Perspective really is everything, so let’s look at it first from the glass half-full side of things. I DID NOT get as much accomplished with my writing as I had hoped in this past year since I started my (second) blog. Because the blog was supposed to be my side-thingy, my practice space, my other writing project.
This is the assessment of someone who writes admittedly unrealistic to-do, to-read, to-write, to-learn, to-visit, to-cook, to-go, to-knock-out-of-the park lists. When I compose such lists, I have endless resources in my estimation: all the time, ambition and money necessary. And then reality hits that ALL of those things are finite: I HAVE TO CHOOSE how to use WHAT I’VE GOT. Half a glass is plenty to get me where I need to go. It can get me to the bathroom, if that’s where I want to go, eventually.
To flip things, my half-full glass was a lot. A year ago, I was trying to figure out what kind of blog I wanted to write, what the heck were widgets and plugins (in blog-speak) and how to get over the fear of just putting my words out there into the blogosphere (a.k.a blogophobia.) Frankly, I’m still trying to figure out those things.
And then, there’s the simple fact that for the last year, at least once a week, I posted something to this blog. When I hear about the discipline of someone like Seth Godin who posts every single day, I’m humbled in my efforts. Sure, his daily posts are super short but any kind of regular writing simply requires: 1. ideas of any calibre; 2. actually writing the ideas and; 3. coming back to the keyboard again and again and again.
I haven’t yet become an no-day-without-the-line kind of writer (which I have resolved to do on at least one of my to-do lists) but 52 weeks times about 750 words is…well, it’s a book. So bravo, Bon. It’s only a novella, perhaps, but some of my favorite books – The Little Prince, 84 Charing Cross Road, The Wizard of Oz, The War of Art, Animal Farm – are just teeny-tiny but they have a pages and a front and back cover and I bought them without any qualms that they weren’t what I thought they were: a book.
But maybe, just maybe, this last year of writing has been something else. Not pee in my glass, exactly, but certainly not what I expected. I mean (said in a Monty Python voice): NOBODY EXPECTS A GLOBAL PANDEMIC. And if I was not writing my blog, I probably would not have reflected on it as much as I did – at least not for public consumption or in any coherent way. I would never have written about George Floyd or a letter to Santa Claus or about Clarence the TV Dog.
So what is this other thing? It’s a glass, of sorts, a receptacle, it’s a ball diamond in the middle of a cornfield. If I hadn’t built it, I wouldn’t have come to the page week after week. Maybe I haven’t knocked it out of the park – yet – but at least I wrote about it.

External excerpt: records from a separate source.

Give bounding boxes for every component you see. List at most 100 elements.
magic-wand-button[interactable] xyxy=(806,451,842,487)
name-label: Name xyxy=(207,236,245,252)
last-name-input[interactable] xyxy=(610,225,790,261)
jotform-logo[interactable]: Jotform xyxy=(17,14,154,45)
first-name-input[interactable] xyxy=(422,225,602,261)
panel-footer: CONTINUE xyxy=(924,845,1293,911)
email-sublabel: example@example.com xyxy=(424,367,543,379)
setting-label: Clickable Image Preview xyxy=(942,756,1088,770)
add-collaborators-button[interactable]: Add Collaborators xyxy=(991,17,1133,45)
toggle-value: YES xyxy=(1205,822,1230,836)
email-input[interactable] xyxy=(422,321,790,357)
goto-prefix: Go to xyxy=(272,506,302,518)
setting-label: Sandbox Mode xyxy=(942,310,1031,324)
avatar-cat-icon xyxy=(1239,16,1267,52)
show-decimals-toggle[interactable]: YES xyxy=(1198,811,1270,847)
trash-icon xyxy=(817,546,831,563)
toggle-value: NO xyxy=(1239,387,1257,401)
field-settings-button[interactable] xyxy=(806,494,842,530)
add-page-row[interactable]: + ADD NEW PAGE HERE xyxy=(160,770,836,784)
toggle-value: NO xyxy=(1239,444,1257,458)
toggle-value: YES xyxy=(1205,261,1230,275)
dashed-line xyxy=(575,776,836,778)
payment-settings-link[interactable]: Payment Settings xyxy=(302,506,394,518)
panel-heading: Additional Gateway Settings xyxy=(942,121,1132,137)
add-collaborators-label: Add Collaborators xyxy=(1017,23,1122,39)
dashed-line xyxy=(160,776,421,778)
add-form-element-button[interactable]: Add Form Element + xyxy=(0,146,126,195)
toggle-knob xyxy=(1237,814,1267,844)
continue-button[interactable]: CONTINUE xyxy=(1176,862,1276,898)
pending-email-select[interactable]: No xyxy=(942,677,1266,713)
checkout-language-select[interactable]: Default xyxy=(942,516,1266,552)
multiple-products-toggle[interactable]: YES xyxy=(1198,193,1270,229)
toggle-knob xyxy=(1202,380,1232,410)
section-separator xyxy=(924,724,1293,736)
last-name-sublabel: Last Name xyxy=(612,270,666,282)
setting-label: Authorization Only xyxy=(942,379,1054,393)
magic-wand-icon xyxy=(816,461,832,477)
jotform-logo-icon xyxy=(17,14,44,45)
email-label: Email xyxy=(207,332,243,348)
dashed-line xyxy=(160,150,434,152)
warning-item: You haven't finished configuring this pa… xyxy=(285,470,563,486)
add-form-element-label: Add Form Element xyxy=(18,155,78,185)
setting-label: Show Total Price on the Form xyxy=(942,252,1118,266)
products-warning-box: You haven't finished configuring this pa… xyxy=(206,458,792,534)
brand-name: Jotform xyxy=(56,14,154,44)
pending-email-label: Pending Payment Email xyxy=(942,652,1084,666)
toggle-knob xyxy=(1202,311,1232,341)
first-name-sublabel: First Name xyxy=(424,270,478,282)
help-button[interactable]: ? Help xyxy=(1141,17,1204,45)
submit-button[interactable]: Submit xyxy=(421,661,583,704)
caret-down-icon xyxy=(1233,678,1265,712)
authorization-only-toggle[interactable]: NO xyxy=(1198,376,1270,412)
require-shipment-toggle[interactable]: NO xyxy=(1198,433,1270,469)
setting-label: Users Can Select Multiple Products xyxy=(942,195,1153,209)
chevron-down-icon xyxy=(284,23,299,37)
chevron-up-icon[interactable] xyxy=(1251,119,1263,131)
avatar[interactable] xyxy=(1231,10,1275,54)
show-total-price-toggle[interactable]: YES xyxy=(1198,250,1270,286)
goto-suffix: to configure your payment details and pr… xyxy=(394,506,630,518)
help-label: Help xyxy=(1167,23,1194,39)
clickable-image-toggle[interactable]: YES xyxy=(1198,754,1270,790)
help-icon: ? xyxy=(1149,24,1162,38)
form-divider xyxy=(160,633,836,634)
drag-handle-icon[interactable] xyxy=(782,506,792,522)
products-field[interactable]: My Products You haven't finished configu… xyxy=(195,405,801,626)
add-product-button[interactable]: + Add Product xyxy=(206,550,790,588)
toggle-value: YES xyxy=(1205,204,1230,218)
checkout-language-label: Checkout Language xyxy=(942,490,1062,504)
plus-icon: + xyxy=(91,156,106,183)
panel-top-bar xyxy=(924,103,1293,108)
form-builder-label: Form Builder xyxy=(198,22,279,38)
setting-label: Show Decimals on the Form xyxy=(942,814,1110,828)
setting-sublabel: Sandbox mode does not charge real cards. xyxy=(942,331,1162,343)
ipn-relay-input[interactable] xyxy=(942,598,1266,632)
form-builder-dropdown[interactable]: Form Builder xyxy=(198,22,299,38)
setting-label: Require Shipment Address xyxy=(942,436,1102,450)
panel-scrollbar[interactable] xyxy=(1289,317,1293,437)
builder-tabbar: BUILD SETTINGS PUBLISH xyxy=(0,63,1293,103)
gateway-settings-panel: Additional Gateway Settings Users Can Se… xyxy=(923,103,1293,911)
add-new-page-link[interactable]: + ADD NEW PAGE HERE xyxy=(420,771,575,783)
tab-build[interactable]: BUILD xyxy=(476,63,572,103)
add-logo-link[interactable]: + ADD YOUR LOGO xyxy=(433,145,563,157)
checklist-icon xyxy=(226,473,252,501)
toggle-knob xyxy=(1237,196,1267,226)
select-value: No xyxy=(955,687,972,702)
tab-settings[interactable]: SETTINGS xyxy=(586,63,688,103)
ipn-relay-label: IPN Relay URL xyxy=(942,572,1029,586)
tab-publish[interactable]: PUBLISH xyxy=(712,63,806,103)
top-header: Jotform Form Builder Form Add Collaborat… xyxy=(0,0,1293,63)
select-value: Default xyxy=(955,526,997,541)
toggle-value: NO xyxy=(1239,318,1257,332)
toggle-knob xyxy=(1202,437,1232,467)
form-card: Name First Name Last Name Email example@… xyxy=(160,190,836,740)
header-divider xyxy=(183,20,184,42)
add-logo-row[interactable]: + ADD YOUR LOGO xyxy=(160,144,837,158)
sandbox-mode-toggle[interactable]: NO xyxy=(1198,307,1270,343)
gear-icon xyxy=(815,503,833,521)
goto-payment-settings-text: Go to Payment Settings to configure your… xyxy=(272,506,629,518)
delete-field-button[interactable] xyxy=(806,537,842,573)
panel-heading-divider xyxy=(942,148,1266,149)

And I can let that be enough.
Hi Bonnie, It’s good to hear your perspective about the last year…. and about perspective in general. I was struck your statement that you probably wouldn’t have reflected as much about the pandemic if you hadn’t been committed to regular blogging. I think that is one of the benefits of regular anythings… check-in’s with friends, journalling, or prayer times…. they help us process the life we are in.
Thanks for writing!
Tracy
I am very thankful for the perspective and the processing that blogging has given me. Thanks for reading!